In: Nursing
Jody Foster is a 28-year-old Caucasian woman who presents to the emergency department complaining of right-sided rib pain, neck pain, and headache after being physically assaulted by her husband. Last evening her husband came home intoxicated and became angry when their 12-month-old son began to cry. He punched her in the face, chest, then began to choke her by squeezing her neck for about a minute. She began to feel dizzy, but did not lose consciousness. She admits that this is not the first time she has been assaulted by her husband, but acknowledges that it has gotten worse lately.
Her right cheek is swollen with a large abrasion. She has left lateral neck pain, but no cervical spine tenderness. Her headache is on the left side of her head that has been continuous since she was assaulted. She rates it as a 9/10 and a “throbbing” sensation. She has increased pain in her right chest when she takes a deep breath. She has no other neurologic complaints. The CT of her head is normal, and x-rays revealed no facial or rib fractures.
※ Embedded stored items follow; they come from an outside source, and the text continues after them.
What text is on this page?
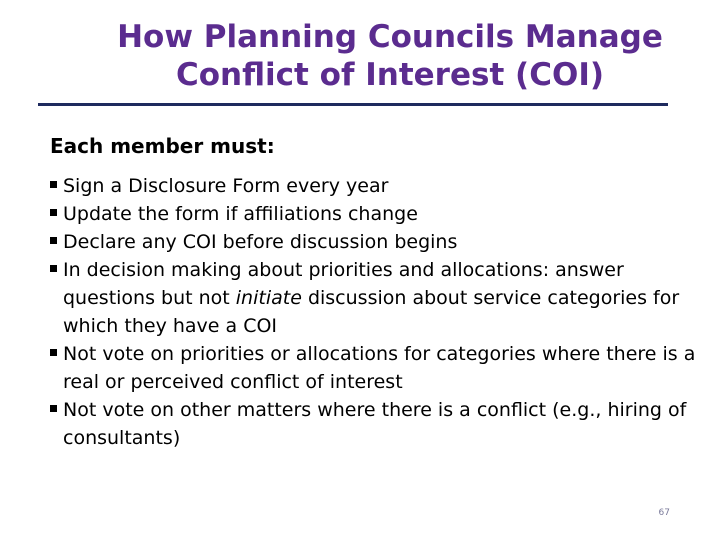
How Planning Councils Manage
Conflict of Interest (COI)

Each member must:

Sign a Disclosure Form every year
Update the form if affiliations change
Declare any COI before discussion begins
In decision making about priorities and allocations: answer questions but not initiate discussion about service categories for which they have a COI
Not vote on priorities or allocations for categories where there is a real or perceived conflict of interest
Not vote on other matters where there is a conflict (e.g., hiring of consultants)
67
Jody has no family in the community and no close friends who can assist her. She refuses to press charges against her husband, therefore she does not want the police to be notified. Information regarding shelters for women are given to her but Jody wants to go back home because, “My husband left the house to cool off after I left and said he would go to a friend’s house for the night.” Despite the primary care provider communicating that her life is possibly in danger if she returns home, Jody states that she has no place to go. She relates that she does not want to go to a woman’s shelter with her baby because everything is going to be OK and this time, he is really sorry.
What is the nursing PRIORITY? What nursing diagnosis would you use for this priority?
What are the PRIORITY nursing interventions?
What is the expected response of the patient that indicates nursing interventions were effective?
Since she is complining od pain scoring 9/10 defenitly the nursing priority should be the PAIN
The nursing diagnosis use for this priority is 'Acute pain ,related to injury,as evidenced by pain score of 9/10,throbbing sensation'
The priority nursing interventions include
1. Biological and physiological needs which include respiration,hydration,circulation respiration,nutrition,elimination
So in this patient the first priority is for the pain management.
The nursing inerventions are
1 Assess the pain for its severity and location
2 check the vital signs
3. Provide comfortable position
4 provide calm and quiet environment
5. Use nonpharmacological pain relief measures like reassuring the patient,relaxation excercises,
6 Administer analgesics as per the doctors instruction.
7 Record the drug administarion in the patient flow sheet
8 Document the patient response to pain.
2 Saftey needs which include Environment free from danger,Stable living conditions
3.Love and belongingness needs,includes Relationship friends, family, community.
The expected response from the client includes
verbal response of pain has reduced
Facial expressions denotes the relaxation
Stable vital signs
Patient verbalises regarding her plan after the discharge.